Prosiguió su camino y tomó un abrigo de la entrada, el primero que encontró de entre los varios allí dispuestos, en ganchos de madera, se calzó unas botas de cuero que le venían grandes —algún día, de alguna manera, les reembolsaría por todo— y solo entonces abrió la puerta.

El viento feroz la empujó hacia atrás e hizo que se le escapara la pesada puerta de las manos y el invierno le mordió en la cara, golpeándola con mil cristales de hielo diminutos.
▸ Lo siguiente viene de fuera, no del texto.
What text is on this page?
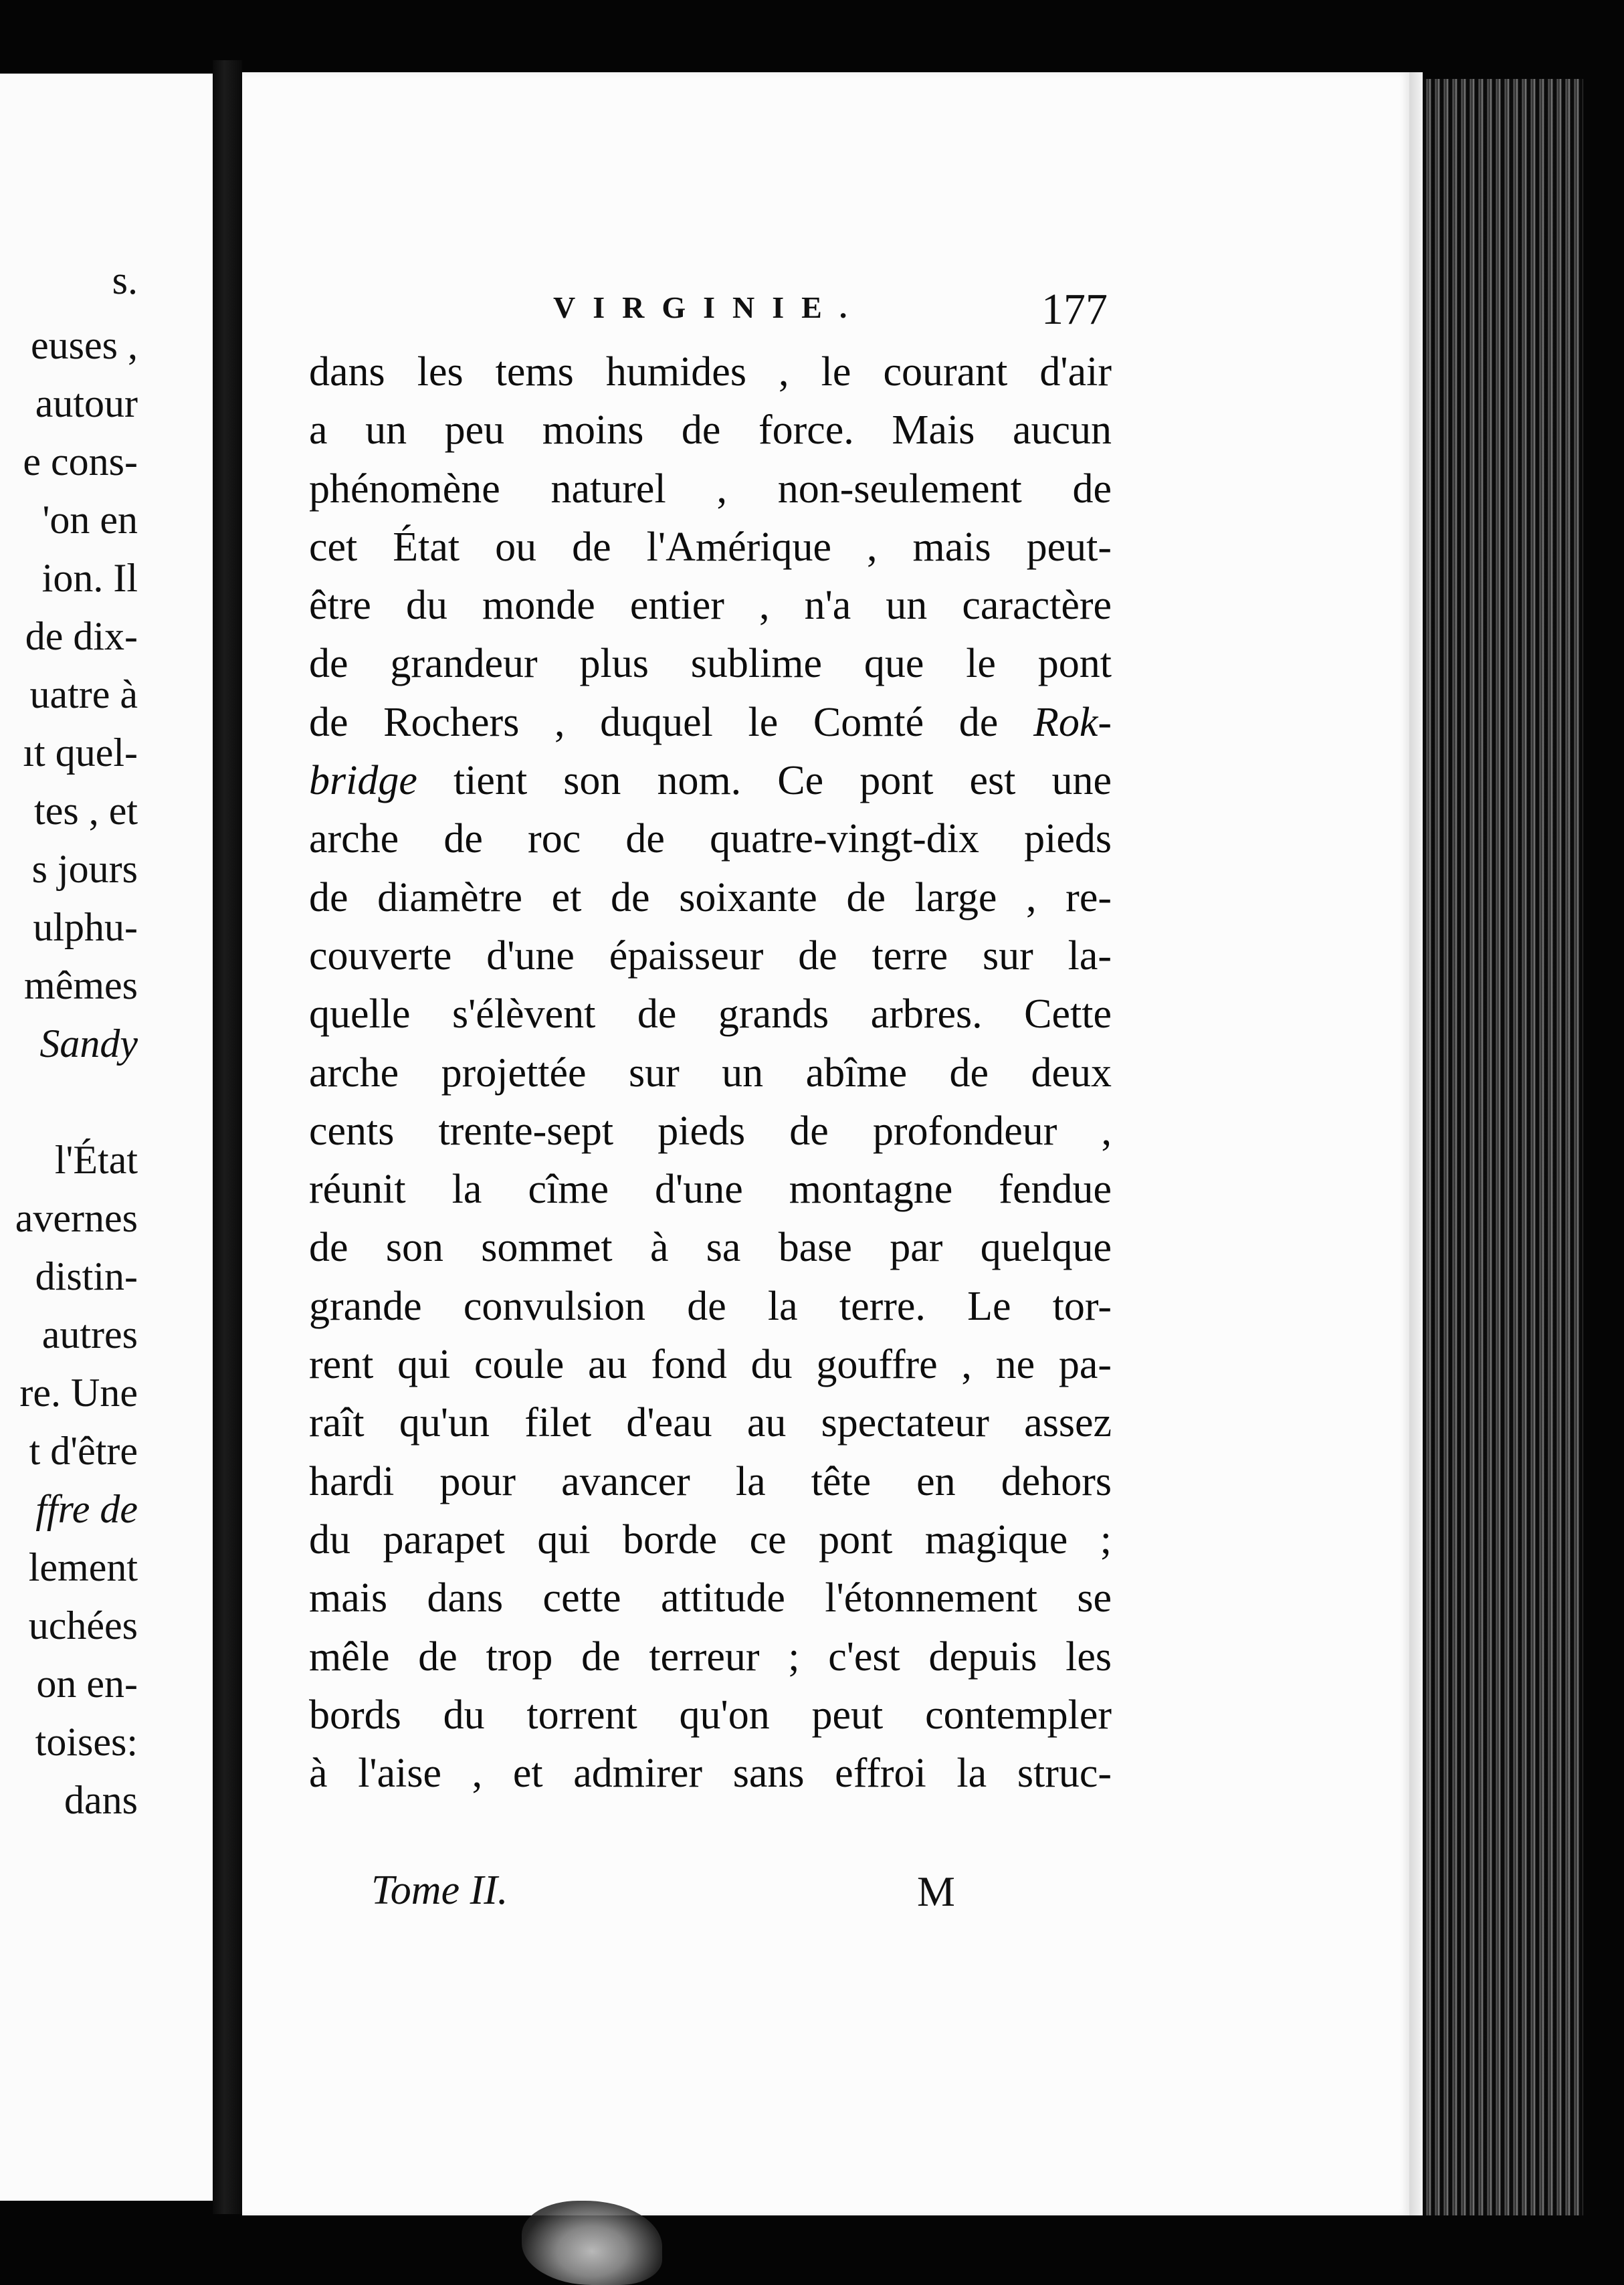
s.
euses ,
autour
e cons-
'on en
ion. Il
de dix-
uatre à
ıt quel-
tes , et
s jours
ulphu-
mêmes
Sandy
l'État
avernes
distin-
autres
re. Une
t d'être
ffre de
lement
uchées
on en-
toises:
dans
VIRGINIE.	177
dans les tems humides , le courant d'air
a un peu moins de force. Mais aucun
phénomène naturel , non-seulement de
cet État ou de l'Amérique , mais peut-
être du monde entier , n'a un caractère
de grandeur plus sublime que le pont
de Rochers , duquel le Comté de Rok-
bridge tient son nom. Ce pont est une
arche de roc de quatre-vingt-dix pieds
de diamètre et de soixante de large , re-
couverte d'une épaisseur de terre sur la-
quelle s'élèvent de grands arbres. Cette
arche projettée sur un abîme de deux
cents trente-sept pieds de profondeur ,
réunit la cîme d'une montagne fendue
de son sommet à sa base par quelque
grande convulsion de la terre. Le tor-
rent qui coule au fond du gouffre , ne pa-
raît qu'un filet d'eau au spectateur assez
hardi pour avancer la tête en dehors
du parapet qui borde ce pont magique ;
mais dans cette attitude l'étonnement se
mêle de trop de terreur ; c'est depuis les
bords du torrent qu'on peut contempler
à l'aise , et admirer sans effroi la struc-
Tome II.	M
Varios niños corrieron y empujaron la puerta entre todos para cerrarla, mientras Kyoko seguía allí, en el mismo sitio, tiritando y cubierta de nieve, mientras un charquito de agua iba formándose a sus pies.

—¿Decías? —preguntó una voz justo a su espalda. Y casi pudo imaginar la ceja alzada, llena de burla y retintín, del rubio de ojazos verdes.

Y efectivamente, estaban allí. La ceja burlona y el rubio. Los dos.